Green is becoming experienced at that. Her plays “Exotic Deadly or The MSG Play,” “Wad” and “Nadeshiko” have been produced by theaters in San Diego and Seattle. Green got her start in theater as an actress, and she believes that her past experiences onstage have boosted her writing.
With “Hometown Boy,” she said her goal is to make sure scenes and story arcs ring with emotional truth. So the heroes aren’t solidly good, and the bad guys aren’t completely evil. Everyone is trying to do their best.
Vo has appeared in productions at the Shakespeare Tavern Playhouse, including the 2019 staging of “King Lear” alongside Chris Kayser, who also stars in “Hometown Boy.”
Vo’s work is impressive, the playwright said.
“Ryan has just been waiting to be a lead,” Green said. “People that do Shakespeare are great to work with in new plays because they’re so used to dissecting each piece of text and mining the words. Ryan is one of those actors.”
As the play has been developed, the script has been updated regularly, with Wear working with actors on the building tension of the story and assuring that the comedy also zings.
“It’s been amazing to have actors, a director and a team that’s really game,” Green said.
Some of the meatier scenes have challenged the actors to strike the right tone.
“When we’re dealing with material that’s especially dark, there has to be an acknowledgement at the very top that this darkness is what the material is about,” the playwright said. “From this moment on, we can’t judge the characters of this play while we’re working on it. We have to understand that everyone is the hero of their own story and has good intentions in some way.”
Coming back to the Atlanta area has allowed Green to revisit her Georgia roots. She considers herself a Southerner always and carries a love for her childhood home. But growing up here as a Japanese American was complicated.
“It’s a place that I loved, and it’s also a place where I felt othered and seen only for my race sometimes,” she said. “That’s what I’ve been grappling with myself. Those experiences that weren’t positive, did they happen? Yes, they did. Was my love for this place real? Yes, it was. Both of those things are true.”

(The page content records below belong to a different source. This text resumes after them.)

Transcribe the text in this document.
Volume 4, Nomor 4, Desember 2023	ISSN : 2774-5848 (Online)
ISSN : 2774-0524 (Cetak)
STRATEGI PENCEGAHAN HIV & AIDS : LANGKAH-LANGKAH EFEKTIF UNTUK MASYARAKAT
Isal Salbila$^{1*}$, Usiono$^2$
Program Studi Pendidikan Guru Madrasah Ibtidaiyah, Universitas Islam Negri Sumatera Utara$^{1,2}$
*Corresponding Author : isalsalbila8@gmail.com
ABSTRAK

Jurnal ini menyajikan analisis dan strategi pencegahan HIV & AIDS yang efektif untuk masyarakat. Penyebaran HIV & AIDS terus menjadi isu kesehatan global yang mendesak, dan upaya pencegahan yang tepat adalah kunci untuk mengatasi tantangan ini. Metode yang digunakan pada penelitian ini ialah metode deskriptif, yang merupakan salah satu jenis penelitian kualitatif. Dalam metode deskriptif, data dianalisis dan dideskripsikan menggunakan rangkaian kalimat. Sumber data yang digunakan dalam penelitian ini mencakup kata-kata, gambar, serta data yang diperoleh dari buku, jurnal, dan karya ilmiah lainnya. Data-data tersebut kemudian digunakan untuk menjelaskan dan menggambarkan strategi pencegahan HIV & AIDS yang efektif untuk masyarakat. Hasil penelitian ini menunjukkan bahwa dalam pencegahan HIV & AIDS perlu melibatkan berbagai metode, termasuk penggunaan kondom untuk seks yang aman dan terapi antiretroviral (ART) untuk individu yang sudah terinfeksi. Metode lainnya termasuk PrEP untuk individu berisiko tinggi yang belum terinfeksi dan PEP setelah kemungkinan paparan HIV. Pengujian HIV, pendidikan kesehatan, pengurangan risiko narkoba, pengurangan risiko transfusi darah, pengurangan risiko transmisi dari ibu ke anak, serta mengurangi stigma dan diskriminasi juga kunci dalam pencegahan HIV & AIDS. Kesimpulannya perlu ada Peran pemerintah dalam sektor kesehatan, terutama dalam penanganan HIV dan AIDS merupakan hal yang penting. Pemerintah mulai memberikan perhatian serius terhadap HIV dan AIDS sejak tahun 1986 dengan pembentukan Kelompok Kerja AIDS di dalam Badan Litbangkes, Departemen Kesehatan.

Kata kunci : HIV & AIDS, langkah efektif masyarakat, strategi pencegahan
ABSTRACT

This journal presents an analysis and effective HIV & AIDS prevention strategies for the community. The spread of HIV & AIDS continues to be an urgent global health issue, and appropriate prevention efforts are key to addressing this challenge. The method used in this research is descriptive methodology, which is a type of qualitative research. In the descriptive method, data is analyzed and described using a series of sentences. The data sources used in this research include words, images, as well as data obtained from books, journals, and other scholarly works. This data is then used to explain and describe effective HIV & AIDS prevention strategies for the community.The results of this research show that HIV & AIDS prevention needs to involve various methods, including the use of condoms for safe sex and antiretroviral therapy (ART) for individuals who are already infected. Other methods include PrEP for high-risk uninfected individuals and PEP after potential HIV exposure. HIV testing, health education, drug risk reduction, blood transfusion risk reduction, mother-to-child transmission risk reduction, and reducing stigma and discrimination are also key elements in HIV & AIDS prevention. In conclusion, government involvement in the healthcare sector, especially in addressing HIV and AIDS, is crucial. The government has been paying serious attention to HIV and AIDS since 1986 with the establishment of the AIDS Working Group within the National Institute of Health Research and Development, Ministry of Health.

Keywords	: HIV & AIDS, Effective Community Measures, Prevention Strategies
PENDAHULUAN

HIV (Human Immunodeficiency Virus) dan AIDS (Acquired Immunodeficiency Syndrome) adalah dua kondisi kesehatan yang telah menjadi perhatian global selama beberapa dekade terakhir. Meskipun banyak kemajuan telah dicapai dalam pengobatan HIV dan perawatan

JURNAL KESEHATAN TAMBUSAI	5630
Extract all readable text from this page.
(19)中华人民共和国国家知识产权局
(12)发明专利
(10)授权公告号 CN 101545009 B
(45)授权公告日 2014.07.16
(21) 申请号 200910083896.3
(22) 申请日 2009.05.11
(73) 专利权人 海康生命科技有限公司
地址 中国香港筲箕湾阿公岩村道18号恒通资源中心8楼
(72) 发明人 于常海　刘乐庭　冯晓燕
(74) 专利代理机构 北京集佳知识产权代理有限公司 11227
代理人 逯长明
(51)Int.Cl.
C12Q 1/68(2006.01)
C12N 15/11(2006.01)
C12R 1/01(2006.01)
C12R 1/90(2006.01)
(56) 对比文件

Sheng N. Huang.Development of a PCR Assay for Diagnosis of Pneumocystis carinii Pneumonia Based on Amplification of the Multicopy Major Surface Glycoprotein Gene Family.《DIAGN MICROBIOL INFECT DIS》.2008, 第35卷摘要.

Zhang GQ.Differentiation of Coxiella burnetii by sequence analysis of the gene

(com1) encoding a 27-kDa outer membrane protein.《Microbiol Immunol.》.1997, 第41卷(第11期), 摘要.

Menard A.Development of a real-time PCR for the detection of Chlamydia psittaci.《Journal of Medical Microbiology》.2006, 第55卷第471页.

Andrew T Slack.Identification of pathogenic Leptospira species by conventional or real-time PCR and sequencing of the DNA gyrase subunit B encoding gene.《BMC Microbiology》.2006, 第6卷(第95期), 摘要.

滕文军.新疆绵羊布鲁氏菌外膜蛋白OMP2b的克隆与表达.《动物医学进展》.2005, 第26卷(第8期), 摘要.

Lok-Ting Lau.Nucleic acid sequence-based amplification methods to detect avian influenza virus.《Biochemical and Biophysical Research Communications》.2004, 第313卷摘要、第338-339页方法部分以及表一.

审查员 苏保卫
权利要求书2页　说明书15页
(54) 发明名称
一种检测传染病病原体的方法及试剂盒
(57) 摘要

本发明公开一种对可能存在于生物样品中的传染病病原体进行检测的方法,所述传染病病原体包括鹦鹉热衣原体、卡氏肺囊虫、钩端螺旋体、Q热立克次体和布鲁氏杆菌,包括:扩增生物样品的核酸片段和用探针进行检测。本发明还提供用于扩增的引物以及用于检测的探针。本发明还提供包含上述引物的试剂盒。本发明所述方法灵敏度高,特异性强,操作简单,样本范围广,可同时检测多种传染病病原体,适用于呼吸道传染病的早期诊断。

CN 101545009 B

Benjamin Carr is an arts journalist and critic who has contributed to ArtsATL since 2019. His plays have been produced at The Vineyard Theatre in Manhattan, as part of the Samuel French Off-Off Broadway Short Play Festival, and the Center for Puppetry Arts. His first novel, “Impacted,” was published by The Story Plant in 2021.
THEATER PREVIEW
“Hometown Boy”
Nov. 3-28. $20-$35. Proof of vaccination or a negative PCR test administered within 48 hours of the performance required. Actor’s Express, King Plow Arts Center, 887 W. Marietta St. NW, Atlanta. 404-607-7469, actors-express.com.